The tiny Caribbean island of Montserrat is better known for its volatile volcano than its football, but that could be about to change. On Sunday March 5 Montserrat will make World Cup history when they play the Dominican Republic in their first ever World Cup game. The qualifying match in the Dominican Re­public’s Estadio San Cristobal probably won't go down in the annals of the game as one to remember, but it will be re­markable nevertheless.

Although given its name by Christopher Columbus in 1493, Montserrat was colon­ised by the English and Irish, and it was the latter who first introduced football to the island, kicking a pig’s bladder about in the late 1800s.

A century later, and Mont­serrat affiliated to FIFA and Concacaf in 1996. Before they had a chance to erupt onto the international scene, the Soufriere Hills volcano beat them to it.
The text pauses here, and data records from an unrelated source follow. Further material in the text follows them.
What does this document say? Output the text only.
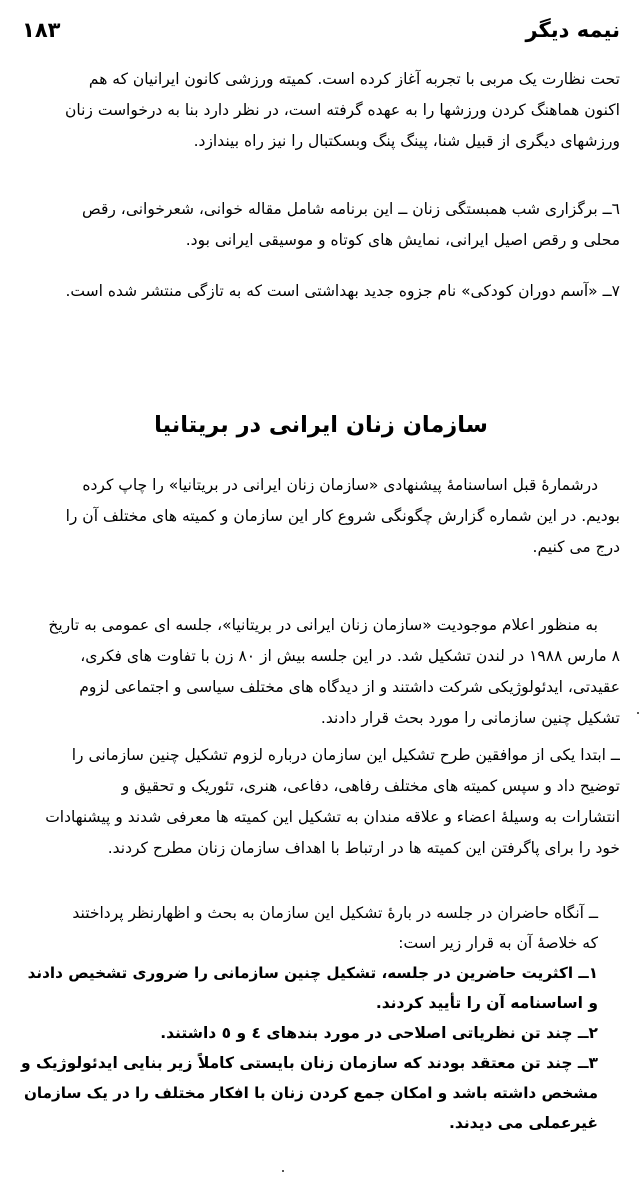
نیمه دیگر
۱۸۳
تحت نظارت یک مربی با تجربه آغاز کرده است. کمیته ورزشی کانون ایرانیان که هم
اکنون هماهنگ کردن ورزشها را به عهده گرفته است، در نظر دارد بنا به درخواست زنان
ورزشهای دیگری از قبیل شنا، پینگ پنگ وبسکتبال را نیز راه بیندازد.
٦ــ برگزاری شب همبستگی زنان ــ این برنامه شامل مقاله خوانی، شعرخوانی، رقص
محلی و رقص اصیل ایرانی، نمایش های کوتاه و موسیقی ایرانی بود.
٧ــ «آسم دوران کودکی» نام جزوه جدید بهداشتی است که به تازگی منتشر شده است.
سازمان زنان ایرانی در بریتانیا
درشمارهٔ قبل اساسنامهٔ پیشنهادی «سازمان زنان ایرانی در بریتانیا» را چاپ کرده
بودیم. در این شماره گزارش چگونگی شروع کار این سازمان و کمیته های مختلف آن را
درج می کنیم.
به منظور اعلام موجودیت «سازمان زنان ایرانی در بریتانیا»، جلسه ای عمومی به تاریخ
٨ مارس ١٩٨٨ در لندن تشکیل شد. در این جلسه بیش از ٨٠ زن با تفاوت های فکری،
عقیدتی، ایدئولوژیکی شرکت داشتند و از دیدگاه های مختلف سیاسی و اجتماعی لزوم
تشکیل چنین سازمانی را مورد بحث قرار دادند.
ــ ابتدا یکی از موافقین طرح تشکیل این سازمان درباره لزوم تشکیل چنین سازمانی را
توضیح داد و سپس کمیته های مختلف رفاهی، دفاعی، هنری، تئوریک و تحقیق و
انتشارات به وسیلهٔ اعضاء و علاقه مندان به تشکیل این کمیته ها معرفی شدند و پیشنهادات
خود را برای پاگرفتن این کمیته ها در ارتباط با اهداف سازمان زنان مطرح کردند.
ــ آنگاه حاضران در جلسه در بارهٔ تشکیل این سازمان به بحث و اظهارنظر پرداختند
که خلاصهٔ آن به قرار زیر است:
١ــ اکثریت حاضرین در جلسه، تشکیل چنین سازمانی را ضروری تشخیص دادند
و اساسنامه آن را تأیید کردند.
٢ــ چند تن نظریاتی اصلاحی در مورد بندهای ٤ و ٥ داشتند.
٣ــ چند تن معتقد بودند که سازمان زنان بایستی کاملاً زیر بنایی ایدئولوژیک و
مشخص داشته باشد و امکان جمع کردن زنان با افکار مختلف را در یک سازمان
غیرعملی می دیدند.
As Montserrat Football Association spokesman James Wright-Junior says, “everybody’s focus was on the volcano” and thoughts of international football faded.

It sprung to life in Dec­ember 1995, after lying dormant for four centuries. Then in June 1997 it re-erupted, devastating the island. The capital Plymouth was destroyed and many Mont-serratians left for Bri­tain or neighbouring islands. Activity at the volcano continues and it is still regarded as dangerous. Of the 11,000 people who had been living on the island before the first eruption in 1995, fewer than 3,000 remain. Given these circumstances, it’s no small wonder that Montserrat are able to enter the World Cup for the first time.

The man asked to orchestrate their World Cup 2002 qualifying campaign is Knut auf dem Berge, a German who played for Hertha Berlin before travelling the world as a coach. Knut has been in the job barely two months and has had to hold trials both sides of the Atlantic. The London-based Monsterrat Com­munity Support Trust have put out the call out to attract more British-based Montserratians to the cause (if you are eligible and think you can play, give the Trust a call on 020 7254 5766). When the squad gets together in the Caribbean, about ten players from Britain will join 20 from the island itself.

Knut’s first test against the Dominican Republic will be a stiff one. FIFA’s latest international rankings place Montserrat second bottom in 201st place, so the only way is up. If they can overcome the Dominican Republic over two legs (the return leg on March 19 will have to be played in Antigua because Montserrat’s only acceptable venue was damaged by the volcano) that might happen sooner rather than later.